Last year I had my most successful diet-and-exercise run; it lasted four months.  When I began, I was so out of shape that I could only do five minutes on the treadmill.  (I gradually increased it to 30.)  But to an unfit body, a short regimen is as good as a 3-hour marathon by a fit one, in terms of effort and determination and self discipline.  _Starting_ is the important thing, maybe the hardest part.  Which you did, so you get a gold star!


Cats


----------



## pdswife (Jan 19, 2005)

Thank you :!:     

I like gold stars!


----------



## PA Baker (Jan 19, 2005)




----------



## buckytom (Jan 19, 2005)

pdswife, here's a workout partner for you!

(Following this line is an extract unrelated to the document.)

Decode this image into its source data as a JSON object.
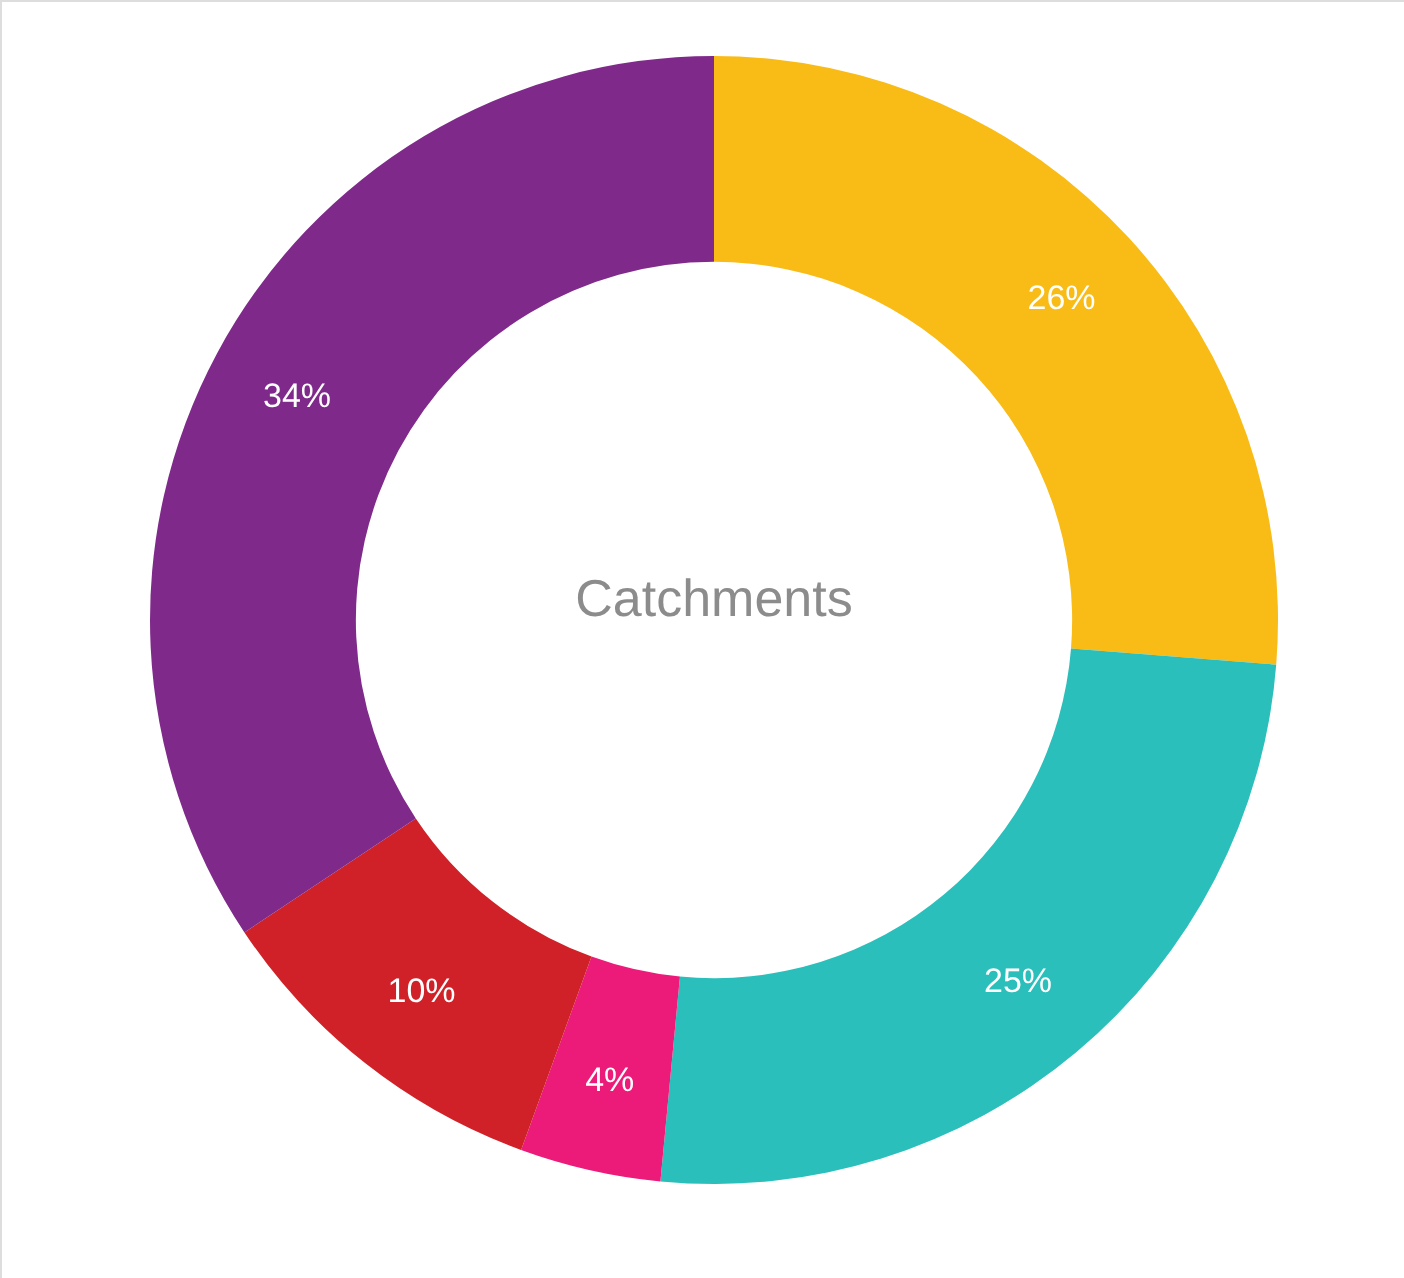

www.miniclip.com/bushaerobics.htm


----------



## PA Baker (Jan 19, 2005)

OMG, Bucky, that's too funny!


----------



## crewsk (Jan 19, 2005)

I love when he's working his hips!


----------



## PA Baker (Jan 19, 2005)

Me, too, Crewsk!  The black socks make it extra-attractive!


----------



## crewsk (Jan 19, 2005)

TC just came to see why I was laughing so hard! Yeah, I love the socks too!


----------



## pdswife (Jan 19, 2005)

buckytom said:
			
		

> pdswife, here's a workout partner for you!
> 
> www.miniclip.com/bushaerobics.htm




Thank you so much buckytom
I rocked out with Bush for 13 minutes before
climbing my 70 stairs!  Still have to do my "running" around my kitchen and
hallway but, I have to breath for a few minutes first!  

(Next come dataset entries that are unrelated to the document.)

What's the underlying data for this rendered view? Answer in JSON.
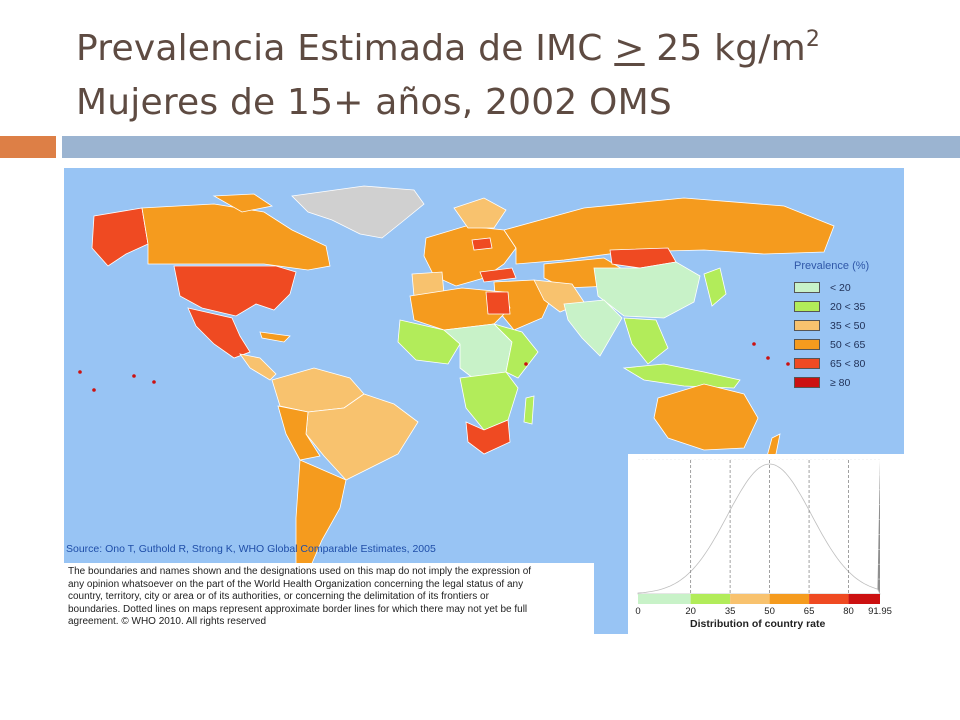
{
  "slide": {
    "title_part1": "Prevalencia Estimada de IMC ",
    "title_ge_symbol": ">",
    "title_part2": " 25 kg/m",
    "title_sup": "2",
    "title_line2": "Mujeres de 15+ años, 2002 OMS"
  },
  "colors": {
    "ocean": "#98c4f4",
    "no_data": "#d0d0d0",
    "title_text": "#5e4b42",
    "accent_orange": "#dd7f46",
    "accent_blue": "#9bb4d1"
  },
  "map": {
    "legend": {
      "title": "Prevalence (%)",
      "items": [
        {
          "label": "< 20",
          "color": "#c8f2c8"
        },
        {
          "label": "20 < 35",
          "color": "#b2ec5a"
        },
        {
          "label": "35 < 50",
          "color": "#f8c26e"
        },
        {
          "label": "50 < 65",
          "color": "#f59b1e"
        },
        {
          "label": "65 < 80",
          "color": "#ef4a22"
        },
        {
          "label": "≥ 80",
          "color": "#cc1111"
        }
      ]
    },
    "source": "Source: Ono T, Guthold R, Strong K, WHO Global Comparable Estimates, 2005",
    "disclaimer": [
      "The boundaries and names shown and the designations used on this map do not imply the expression of",
      "any opinion whatsoever on the part of the World Health Organization concerning the legal status of any",
      "country, territory, city or area or of its authorities, or concerning the delimitation of its frontiers or",
      "boundaries. Dotted lines on maps represent approximate border lines for which there may not yet be full",
      "agreement. © WHO 2010. All rights reserved"
    ]
  },
  "chart_data": {
    "type": "area",
    "title": "",
    "xlabel": "Distribution of country rate",
    "ylabel": "",
    "x_tick_labels": [
      "0",
      "20",
      "35",
      "50",
      "65",
      "80",
      "91.95"
    ],
    "xlim": [
      0,
      91.95
    ],
    "curve": {
      "shape": "bell",
      "peak_x": 50
    },
    "color_bins": [
      {
        "from": 0,
        "to": 20,
        "color": "#c8f2c8"
      },
      {
        "from": 20,
        "to": 35,
        "color": "#b2ec5a"
      },
      {
        "from": 35,
        "to": 50,
        "color": "#f8c26e"
      },
      {
        "from": 50,
        "to": 65,
        "color": "#f59b1e"
      },
      {
        "from": 65,
        "to": 80,
        "color": "#ef4a22"
      },
      {
        "from": 80,
        "to": 91.95,
        "color": "#cc1111"
      }
    ],
    "grid": true
  }
}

My son just emailed me this!!   http://www.amazon.com/exec/obidos/tg/detail/-/B0006H3MBQ/002-6396580-6601651?v=glance

He bought one for me!!  Isn't that sweet!  Between Buckytom and my son I may get in shape one of these days!!     Hubby said he was ready to diet too so many I'll get some help from him.      :!:


----------



## SierraCook (Jan 19, 2005)

You have a great son!!    I know that you will get in shape.  Just set your mind to it.  Good luck and keep up the good work.


----------



## pdswife (Jan 19, 2005)

SierraCook said:
			
		

> You have a great son!!    I know that you will get in shape.  Just set your mind to it.  Good luck and keep up the good work.



I do have a great son!  
Thanks for saying so.. it's good to hear.


----------



## middie (Jan 20, 2005)

bucky omg i'm crying from laughin so hard over here


----------